Rechenaufgaben langweilten Richard Beale. Als Teenager war er im Matheunterricht unterfordert. Er fing an, seine Arbeitshefte vollzukritzeln. Streunende Hunde, pompöse Schiffe, Leuchttürme und ein Huhn in Hosen zieren die Seiten, auf denen er nebenbei Gleichungen löst und mit der Formel des Pythagoras rechnet.
Soweit, so unspektakulär. Doch Richard Beale hat diese Skizzen vor über 200 Jahren gezeichnet. Würde er heute noch leben, hätte er eine beträchtliche Gefolgschaft auf Social Media. Denn Richards Skizzen von 1784 wurden nun vom Museum of English Rural Life (MERL) entdeckt und publik gemacht.
Stöbern im Archiv
Doch das Museum stellte die Skizzen nicht in ihren Räumlichkeiten aus, sondern lud das Internet zu einem unterhaltsamen Recherche-Trip ein. «Wir haben etwas Grossartiges gefunden, kommt mit uns auf die Reise», twitterte das Museum mit einem Bild, auf dem gestapelte Hefte, Blätter und Kisten zu sehen sind.

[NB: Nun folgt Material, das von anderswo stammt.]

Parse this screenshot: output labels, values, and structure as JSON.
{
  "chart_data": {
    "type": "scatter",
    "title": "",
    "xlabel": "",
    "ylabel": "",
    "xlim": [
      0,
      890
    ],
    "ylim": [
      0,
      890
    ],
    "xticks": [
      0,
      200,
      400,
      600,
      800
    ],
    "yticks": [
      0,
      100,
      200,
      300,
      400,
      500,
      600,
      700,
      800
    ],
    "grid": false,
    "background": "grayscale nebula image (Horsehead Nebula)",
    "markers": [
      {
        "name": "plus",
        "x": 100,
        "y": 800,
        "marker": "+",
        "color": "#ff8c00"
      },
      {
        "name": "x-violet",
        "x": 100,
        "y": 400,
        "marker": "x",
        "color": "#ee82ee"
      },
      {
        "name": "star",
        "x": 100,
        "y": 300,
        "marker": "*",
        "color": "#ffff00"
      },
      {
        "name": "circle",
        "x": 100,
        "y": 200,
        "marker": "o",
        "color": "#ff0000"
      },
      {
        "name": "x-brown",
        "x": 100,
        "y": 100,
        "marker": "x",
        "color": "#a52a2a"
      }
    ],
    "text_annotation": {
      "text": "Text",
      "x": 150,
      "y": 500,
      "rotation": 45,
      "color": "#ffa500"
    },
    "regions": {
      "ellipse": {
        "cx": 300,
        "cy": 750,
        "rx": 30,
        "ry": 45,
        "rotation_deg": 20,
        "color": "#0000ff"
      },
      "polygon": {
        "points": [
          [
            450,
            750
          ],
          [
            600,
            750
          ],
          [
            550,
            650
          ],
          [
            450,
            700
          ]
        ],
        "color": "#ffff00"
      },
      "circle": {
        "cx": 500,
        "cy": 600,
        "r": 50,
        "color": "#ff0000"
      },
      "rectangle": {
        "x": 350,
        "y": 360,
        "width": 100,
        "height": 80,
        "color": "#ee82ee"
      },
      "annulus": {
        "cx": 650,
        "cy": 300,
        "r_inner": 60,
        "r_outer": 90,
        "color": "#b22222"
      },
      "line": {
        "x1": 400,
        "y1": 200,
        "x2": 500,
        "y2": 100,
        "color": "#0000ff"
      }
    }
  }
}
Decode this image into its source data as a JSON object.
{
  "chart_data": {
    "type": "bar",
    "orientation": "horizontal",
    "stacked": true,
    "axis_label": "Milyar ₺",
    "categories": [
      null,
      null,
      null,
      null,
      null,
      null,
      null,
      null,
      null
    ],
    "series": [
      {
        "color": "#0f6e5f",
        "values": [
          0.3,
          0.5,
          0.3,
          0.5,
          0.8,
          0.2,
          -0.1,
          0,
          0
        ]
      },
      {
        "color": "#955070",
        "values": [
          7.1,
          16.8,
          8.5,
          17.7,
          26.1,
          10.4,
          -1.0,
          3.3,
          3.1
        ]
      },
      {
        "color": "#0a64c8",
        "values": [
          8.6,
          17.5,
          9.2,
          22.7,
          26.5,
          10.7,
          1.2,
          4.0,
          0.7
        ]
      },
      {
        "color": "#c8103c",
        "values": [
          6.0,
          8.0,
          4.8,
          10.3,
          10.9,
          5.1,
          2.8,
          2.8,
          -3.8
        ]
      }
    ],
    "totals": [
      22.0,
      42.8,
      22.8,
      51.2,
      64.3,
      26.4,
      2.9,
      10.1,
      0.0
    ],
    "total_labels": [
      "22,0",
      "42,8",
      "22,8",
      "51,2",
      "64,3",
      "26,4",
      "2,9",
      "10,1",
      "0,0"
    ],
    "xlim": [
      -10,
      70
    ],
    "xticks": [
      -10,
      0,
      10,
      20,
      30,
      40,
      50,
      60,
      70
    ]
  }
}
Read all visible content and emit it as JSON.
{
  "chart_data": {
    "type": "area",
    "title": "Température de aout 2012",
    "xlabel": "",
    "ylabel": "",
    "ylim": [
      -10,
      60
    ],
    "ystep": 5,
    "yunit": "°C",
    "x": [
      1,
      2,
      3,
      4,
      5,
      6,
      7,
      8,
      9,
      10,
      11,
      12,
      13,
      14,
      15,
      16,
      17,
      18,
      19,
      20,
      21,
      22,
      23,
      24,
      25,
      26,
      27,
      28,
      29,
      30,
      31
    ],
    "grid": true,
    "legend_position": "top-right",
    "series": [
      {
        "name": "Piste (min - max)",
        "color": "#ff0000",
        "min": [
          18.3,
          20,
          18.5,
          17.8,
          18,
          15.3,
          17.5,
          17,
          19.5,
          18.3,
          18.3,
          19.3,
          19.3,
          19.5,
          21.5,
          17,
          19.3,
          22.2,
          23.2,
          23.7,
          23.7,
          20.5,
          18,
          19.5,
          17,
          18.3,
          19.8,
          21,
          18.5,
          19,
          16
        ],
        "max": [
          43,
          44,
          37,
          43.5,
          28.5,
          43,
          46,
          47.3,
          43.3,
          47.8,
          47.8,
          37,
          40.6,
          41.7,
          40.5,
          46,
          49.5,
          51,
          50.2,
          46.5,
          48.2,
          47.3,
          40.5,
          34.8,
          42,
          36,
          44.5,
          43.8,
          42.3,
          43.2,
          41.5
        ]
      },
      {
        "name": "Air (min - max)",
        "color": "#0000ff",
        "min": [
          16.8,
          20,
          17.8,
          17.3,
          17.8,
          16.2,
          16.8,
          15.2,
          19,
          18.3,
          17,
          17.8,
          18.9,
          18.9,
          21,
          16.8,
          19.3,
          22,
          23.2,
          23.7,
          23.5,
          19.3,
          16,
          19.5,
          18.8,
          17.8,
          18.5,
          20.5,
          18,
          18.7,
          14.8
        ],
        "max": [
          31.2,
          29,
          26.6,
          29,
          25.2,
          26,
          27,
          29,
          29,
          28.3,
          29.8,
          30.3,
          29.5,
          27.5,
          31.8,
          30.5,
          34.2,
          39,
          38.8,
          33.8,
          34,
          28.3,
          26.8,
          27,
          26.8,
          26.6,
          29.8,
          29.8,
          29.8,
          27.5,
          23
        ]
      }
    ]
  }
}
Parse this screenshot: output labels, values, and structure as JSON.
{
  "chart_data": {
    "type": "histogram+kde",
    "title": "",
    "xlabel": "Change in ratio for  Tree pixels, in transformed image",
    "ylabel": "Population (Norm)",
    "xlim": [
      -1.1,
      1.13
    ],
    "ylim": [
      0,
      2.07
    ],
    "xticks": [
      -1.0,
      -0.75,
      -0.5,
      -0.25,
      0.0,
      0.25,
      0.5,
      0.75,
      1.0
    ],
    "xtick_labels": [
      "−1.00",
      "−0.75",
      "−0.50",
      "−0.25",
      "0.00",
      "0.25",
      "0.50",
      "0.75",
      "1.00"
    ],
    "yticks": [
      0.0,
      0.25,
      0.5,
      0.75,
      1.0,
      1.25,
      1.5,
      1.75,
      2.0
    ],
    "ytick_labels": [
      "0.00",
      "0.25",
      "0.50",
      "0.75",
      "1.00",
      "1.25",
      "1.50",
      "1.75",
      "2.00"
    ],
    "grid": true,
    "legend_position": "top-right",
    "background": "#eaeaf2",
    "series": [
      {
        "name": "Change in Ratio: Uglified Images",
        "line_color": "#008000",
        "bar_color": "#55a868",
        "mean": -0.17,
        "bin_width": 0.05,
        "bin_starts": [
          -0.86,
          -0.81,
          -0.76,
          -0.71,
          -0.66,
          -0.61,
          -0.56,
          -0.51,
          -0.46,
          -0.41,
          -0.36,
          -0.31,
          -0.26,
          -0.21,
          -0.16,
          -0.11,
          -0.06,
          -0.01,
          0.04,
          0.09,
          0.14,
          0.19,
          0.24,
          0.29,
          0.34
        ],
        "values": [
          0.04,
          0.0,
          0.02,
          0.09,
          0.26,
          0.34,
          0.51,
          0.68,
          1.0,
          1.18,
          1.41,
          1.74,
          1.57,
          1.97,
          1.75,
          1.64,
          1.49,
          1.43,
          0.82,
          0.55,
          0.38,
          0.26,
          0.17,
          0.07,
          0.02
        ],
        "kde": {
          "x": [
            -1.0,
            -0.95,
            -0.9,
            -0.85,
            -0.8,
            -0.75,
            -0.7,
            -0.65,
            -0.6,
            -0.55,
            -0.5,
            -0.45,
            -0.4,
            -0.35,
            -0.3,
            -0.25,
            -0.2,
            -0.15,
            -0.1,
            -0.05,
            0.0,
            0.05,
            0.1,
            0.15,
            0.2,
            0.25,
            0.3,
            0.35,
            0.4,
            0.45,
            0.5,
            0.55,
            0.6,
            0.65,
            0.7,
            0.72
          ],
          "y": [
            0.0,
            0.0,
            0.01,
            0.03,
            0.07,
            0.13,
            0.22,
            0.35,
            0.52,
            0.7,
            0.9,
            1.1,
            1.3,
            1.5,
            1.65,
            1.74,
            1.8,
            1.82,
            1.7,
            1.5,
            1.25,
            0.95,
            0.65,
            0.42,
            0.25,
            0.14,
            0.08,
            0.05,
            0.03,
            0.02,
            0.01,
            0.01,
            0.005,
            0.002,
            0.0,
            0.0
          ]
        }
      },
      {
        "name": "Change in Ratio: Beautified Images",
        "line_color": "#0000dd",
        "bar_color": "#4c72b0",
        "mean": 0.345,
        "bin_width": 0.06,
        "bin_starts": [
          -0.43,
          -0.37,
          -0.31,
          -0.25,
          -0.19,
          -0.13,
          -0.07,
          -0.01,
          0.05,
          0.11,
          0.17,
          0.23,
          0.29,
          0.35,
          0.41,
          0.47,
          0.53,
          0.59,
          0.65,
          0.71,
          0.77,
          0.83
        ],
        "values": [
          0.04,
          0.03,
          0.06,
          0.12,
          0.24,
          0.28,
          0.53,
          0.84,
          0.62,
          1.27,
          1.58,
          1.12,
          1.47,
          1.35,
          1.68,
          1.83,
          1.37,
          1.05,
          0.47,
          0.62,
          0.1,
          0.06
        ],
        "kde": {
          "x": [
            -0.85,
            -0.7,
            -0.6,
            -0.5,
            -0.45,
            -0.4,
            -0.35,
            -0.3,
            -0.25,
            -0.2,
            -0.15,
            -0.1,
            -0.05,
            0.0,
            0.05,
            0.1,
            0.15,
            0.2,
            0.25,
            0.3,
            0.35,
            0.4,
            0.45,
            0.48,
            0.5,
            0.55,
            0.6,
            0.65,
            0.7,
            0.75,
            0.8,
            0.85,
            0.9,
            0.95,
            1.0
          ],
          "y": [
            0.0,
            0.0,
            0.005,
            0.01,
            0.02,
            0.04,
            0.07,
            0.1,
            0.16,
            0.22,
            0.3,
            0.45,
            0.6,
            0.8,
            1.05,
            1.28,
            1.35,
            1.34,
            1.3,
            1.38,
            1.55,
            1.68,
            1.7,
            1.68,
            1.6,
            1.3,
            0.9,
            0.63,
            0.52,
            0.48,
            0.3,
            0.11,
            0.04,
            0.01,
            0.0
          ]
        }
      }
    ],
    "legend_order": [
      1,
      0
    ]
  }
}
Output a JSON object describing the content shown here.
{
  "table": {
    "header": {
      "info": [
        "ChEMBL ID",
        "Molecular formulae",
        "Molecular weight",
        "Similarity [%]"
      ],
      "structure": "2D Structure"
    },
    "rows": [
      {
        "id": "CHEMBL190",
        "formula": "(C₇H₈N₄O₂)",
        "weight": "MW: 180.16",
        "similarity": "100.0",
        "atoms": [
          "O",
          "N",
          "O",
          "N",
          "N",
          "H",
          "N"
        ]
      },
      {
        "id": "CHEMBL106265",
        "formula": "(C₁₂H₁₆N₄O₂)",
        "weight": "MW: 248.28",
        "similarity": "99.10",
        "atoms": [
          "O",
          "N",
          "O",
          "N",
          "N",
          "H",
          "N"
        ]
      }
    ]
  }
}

Auf den ersten Blick gewöhnliches Archivmaterial. Öffnet man es aber, kommt das Erbe von Richard zum Vorschein: skurrile, sorgfältige Zeichnungen, die den Matheaufgaben daneben die Show stehlen. Im Twitterfeed postet das Museum ein kleines Kunstwerk nach dem anderen.
Das Schulmaterial von Richard Beale ist Teil eines Bestands von 41 Tagebüchern, die von der gesamten Familie Beale stammen. Erworben hat es das MERL vor zwei Jahren. Die Skizzen des Teenagers kamen erst letzten Monat dazu.
Henne in Jeans?
Im Netz finden die Zeichnungen grossen Anklang. Der Museumsleiter Adam Koszary war zunächst entzückt von den Skizzen, dann überrascht, dass viele Twitter-User darauf reagierten, schliesslich völlig verblüfft, als auch J.K. Rowling die Arbeiten des Teenagers lobte. «Dieser Feed ist wirklich wundervoll», schrieb die «Harry Potter»-Autorin.
Prompt schlug Koszary der Beststeller-Autorin vor, ihre nächste Romanserie über «Die Abenteuer eines Hühnchens in Hosen» zu schreiben, in Anlehnung an das kuriose Geflügel in Richards Skizzen.
Rowlings Antwort? Sie sei bereits weiter, als er denke. «Die beste Freundin des Huhns ist die Ente mit der Sturmhaube», schrieb sie.
Ob der Teenager aus dem 18. Jahrhundert die Autorin tatsächlich für ihr nächstes Werk inspiriert? Jedenfalls animiert er gerade eine Horde Twitter-User, die herausfinden wollen, was es mit dem Huhn in Hosen auf sich hat: «Ist es wirklich ein Huhn? Trägt es wirklich Hosen?».
Angelangt sind die Recherchen zurzeit bei der holländischen Stadt Hensbroek: «Hensbroek» heisst wörtlich übersetzt «Hühnerhose». Ob Richard schon mal da war? Dem grossen holländischen Museum Mauritshuis ist die Skizze ebenfalls aufgefallen. Es passte eins seiner Gemälde dem Netz-Geschmack an:
Der MERL-Museumsdirektor nutzte die Gelegenheit, um Bibliotheken und Sammlungen anzupreisen: «Archive sind voll von solchen Dingen», schreibt er und hofft, dass die Popularität seiner Tweets «die Leute dazu bringen, sie zu nutzen».
Im Feed wird weiter gesucht, gescherzt und ganz nebenbei die bunte Fantasie eines Teenagers gefeiert. Auch Dank des Museumsdirektors, der sich für einen Distributionskanal entschieden hat, den der damalige Teenager wohl heute auch genutzt hätte für seine zeichnerischen Spielereien.